Dakar , 09 avril (SL-INFO) Le conflit au Moyen-Orient pourrait plonger environ 45 millions de personnes en situation d’insécurité alimentaire, le risque pouvant s’amplifier encore, a alerté jeudi la directrice générale du FMI, Kristalina Georgieva.
La patronne du Fonds monétaire international (FMI) a ajouté que l’institution anticipait une demande supplémentaire de soutien de la part des pays membres « comprise quelque part entre 20 milliards et 50 milliards de dollars, dans la limite basse si le cessez-le-feu tient ».
Kristalina Georgieva s’exprimait à l’occasion de son traditionnel discours de lever de rideau, qui marque le coup d’envoi des réunions de printemps du FMI et de la Banque mondiale (BM), prévues à Washington de mardi à vendredi.
« Cela aurait été pire sans des politiques solides de la part de la plupart des économies émergentes (…) et nous disposons des ressources nécessaires pour faire face à ce choc », a rassuré Mme Georgieva.
La forte hausse des prix de l’énergie et les ruptures d’approvisionnement de pétrole, gaz naturel liquéfié (LNG) et engrais risquent toutefois de provoquer « de l’insécurité alimentaire pour au moins 45 millions de personnes », ce qui porterait le total « des personnes victimes de la faim à plus de 360 millions », s’est inquiétée la directrice générale du FMI.
Et « même dans le meilleur des cas, il n’y aura pas de retour propre et net » à la situation prévalant avant le déclenchement des hostilités.
Le FMI doit publier mardi une version actualisée de son rapport sur l’état de l’économie mondiale (WEO), qui devrait prendre en compte les effets du conflit sur l’économie mondiale.

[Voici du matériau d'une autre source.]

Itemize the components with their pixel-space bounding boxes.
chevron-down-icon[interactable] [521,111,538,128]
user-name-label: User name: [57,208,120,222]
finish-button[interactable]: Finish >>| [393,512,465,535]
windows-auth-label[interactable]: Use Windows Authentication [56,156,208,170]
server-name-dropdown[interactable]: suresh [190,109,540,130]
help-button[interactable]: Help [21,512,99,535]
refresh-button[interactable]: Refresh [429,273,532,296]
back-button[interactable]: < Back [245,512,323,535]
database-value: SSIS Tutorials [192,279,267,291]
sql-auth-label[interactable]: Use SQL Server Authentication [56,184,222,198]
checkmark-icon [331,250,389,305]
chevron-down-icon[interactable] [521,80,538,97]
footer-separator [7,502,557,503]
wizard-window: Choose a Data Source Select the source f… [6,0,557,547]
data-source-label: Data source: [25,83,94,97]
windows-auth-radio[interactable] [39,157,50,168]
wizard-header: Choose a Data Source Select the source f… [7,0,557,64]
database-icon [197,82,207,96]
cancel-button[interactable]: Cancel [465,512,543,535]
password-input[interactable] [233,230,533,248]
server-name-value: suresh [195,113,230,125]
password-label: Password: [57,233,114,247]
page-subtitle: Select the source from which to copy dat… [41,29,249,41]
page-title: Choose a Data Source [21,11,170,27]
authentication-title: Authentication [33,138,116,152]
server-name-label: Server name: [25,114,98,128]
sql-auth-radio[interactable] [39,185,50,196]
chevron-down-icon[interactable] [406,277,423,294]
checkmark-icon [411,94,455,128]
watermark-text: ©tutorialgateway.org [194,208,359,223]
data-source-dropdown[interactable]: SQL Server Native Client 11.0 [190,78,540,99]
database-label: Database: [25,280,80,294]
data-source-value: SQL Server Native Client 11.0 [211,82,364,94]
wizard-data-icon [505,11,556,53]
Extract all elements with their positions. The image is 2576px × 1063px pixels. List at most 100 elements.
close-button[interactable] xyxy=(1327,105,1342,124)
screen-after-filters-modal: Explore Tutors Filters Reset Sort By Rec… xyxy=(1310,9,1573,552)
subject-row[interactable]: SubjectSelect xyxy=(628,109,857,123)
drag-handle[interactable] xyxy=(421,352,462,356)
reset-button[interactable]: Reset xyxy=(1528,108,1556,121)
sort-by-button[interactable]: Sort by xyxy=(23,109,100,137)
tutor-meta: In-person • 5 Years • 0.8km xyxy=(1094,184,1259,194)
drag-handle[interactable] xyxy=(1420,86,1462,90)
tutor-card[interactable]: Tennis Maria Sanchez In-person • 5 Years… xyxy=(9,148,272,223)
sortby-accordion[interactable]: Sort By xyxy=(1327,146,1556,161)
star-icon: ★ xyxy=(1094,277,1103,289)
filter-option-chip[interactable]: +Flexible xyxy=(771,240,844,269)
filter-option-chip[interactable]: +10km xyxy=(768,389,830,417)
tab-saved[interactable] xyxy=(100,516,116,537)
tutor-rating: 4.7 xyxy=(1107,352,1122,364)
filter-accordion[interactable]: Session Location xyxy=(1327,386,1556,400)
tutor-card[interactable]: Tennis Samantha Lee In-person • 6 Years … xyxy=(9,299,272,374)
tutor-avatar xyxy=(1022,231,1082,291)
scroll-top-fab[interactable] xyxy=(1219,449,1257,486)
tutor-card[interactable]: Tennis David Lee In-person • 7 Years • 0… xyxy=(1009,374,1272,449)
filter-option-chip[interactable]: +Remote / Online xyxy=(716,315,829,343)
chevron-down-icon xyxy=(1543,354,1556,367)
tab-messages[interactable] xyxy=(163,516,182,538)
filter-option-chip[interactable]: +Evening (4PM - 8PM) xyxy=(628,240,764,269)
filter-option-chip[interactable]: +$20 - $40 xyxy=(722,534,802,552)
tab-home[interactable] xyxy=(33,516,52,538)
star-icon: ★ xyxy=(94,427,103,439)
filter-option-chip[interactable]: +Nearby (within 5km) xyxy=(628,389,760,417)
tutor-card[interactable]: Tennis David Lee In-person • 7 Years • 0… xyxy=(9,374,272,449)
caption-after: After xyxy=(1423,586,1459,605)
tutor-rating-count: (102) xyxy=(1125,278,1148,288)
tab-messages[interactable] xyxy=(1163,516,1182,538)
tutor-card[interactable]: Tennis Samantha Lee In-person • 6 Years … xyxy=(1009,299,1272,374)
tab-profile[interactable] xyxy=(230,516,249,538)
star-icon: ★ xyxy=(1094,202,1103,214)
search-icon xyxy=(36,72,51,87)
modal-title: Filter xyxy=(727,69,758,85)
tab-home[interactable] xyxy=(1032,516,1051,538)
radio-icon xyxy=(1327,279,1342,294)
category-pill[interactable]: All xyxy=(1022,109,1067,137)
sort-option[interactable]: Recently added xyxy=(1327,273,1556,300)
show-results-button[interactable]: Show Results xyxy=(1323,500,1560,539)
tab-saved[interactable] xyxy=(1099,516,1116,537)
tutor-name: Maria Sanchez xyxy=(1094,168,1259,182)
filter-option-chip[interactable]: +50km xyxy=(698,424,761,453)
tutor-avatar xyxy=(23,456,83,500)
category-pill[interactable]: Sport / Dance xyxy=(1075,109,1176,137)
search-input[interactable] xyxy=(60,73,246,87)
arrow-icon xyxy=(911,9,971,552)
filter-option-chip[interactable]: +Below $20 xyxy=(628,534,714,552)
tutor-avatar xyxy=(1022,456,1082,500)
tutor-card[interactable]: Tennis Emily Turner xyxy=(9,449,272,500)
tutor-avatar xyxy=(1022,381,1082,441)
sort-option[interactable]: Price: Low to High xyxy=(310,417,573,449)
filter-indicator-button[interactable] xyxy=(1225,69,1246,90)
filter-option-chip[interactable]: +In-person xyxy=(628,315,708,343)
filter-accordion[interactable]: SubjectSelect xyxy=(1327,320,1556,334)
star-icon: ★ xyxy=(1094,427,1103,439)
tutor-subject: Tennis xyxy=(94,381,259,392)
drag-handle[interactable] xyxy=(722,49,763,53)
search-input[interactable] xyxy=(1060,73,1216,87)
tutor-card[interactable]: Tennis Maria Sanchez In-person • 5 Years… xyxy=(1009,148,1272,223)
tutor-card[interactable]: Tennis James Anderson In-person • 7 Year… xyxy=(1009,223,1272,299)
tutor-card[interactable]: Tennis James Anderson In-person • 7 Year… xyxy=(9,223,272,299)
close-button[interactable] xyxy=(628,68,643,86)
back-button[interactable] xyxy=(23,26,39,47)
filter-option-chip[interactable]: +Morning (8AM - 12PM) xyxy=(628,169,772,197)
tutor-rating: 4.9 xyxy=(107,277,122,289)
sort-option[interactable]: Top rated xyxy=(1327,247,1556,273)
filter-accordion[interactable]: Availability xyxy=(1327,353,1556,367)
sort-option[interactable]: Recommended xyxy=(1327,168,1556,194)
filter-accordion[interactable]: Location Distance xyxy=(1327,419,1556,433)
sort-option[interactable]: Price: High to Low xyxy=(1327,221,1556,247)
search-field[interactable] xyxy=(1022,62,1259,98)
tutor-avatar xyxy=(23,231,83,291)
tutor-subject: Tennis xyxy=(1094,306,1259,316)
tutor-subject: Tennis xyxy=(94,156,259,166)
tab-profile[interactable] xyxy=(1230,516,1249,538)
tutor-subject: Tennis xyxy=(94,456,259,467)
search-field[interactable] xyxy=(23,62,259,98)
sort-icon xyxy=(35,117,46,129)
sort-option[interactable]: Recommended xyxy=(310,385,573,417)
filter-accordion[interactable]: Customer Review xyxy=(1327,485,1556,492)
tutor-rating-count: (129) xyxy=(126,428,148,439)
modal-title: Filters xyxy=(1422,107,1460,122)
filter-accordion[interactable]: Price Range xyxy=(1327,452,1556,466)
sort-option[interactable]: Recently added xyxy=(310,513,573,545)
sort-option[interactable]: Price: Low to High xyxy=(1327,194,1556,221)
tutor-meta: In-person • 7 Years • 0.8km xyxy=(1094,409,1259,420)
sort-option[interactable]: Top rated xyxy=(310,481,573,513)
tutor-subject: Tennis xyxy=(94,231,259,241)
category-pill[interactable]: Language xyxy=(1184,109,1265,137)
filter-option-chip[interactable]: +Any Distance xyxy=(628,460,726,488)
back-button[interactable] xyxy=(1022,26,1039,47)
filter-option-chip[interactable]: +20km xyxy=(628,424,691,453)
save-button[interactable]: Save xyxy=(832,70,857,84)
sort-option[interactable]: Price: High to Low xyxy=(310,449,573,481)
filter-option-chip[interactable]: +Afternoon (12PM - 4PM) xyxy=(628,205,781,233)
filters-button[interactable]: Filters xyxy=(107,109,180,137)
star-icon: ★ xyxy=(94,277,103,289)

Mais, compte tenu de l’incertitude, « il va inclure une série de scénarios allant d’une normalisation relativement rapide » de la situation géopolitique « à celui où les prix du pétrole et du gaz restent élevés bien plus longtemps et où des contrecoups s’installent ».
D’autant que cela pourrait « remettre en cause l’ancrage » des anticipations de l’inflation par les marchés, et « provoquer un nouveau cycle d’inflation coûteux » pour les économies mondiales.
« Attendre et évaluer »
Dans tous les cas, « même notre meilleur scénario prend en compte une révision à la baisse de la croissance » mondiale, a reconnu Mme Georgieva.
« Les dommages faits aux infrastructures, les ruptures d’approvisionnement, la perte de confiance et d’autres effets » en sont la cause, « la croissance va être plus lente, même si la nouvelle paix est durable ».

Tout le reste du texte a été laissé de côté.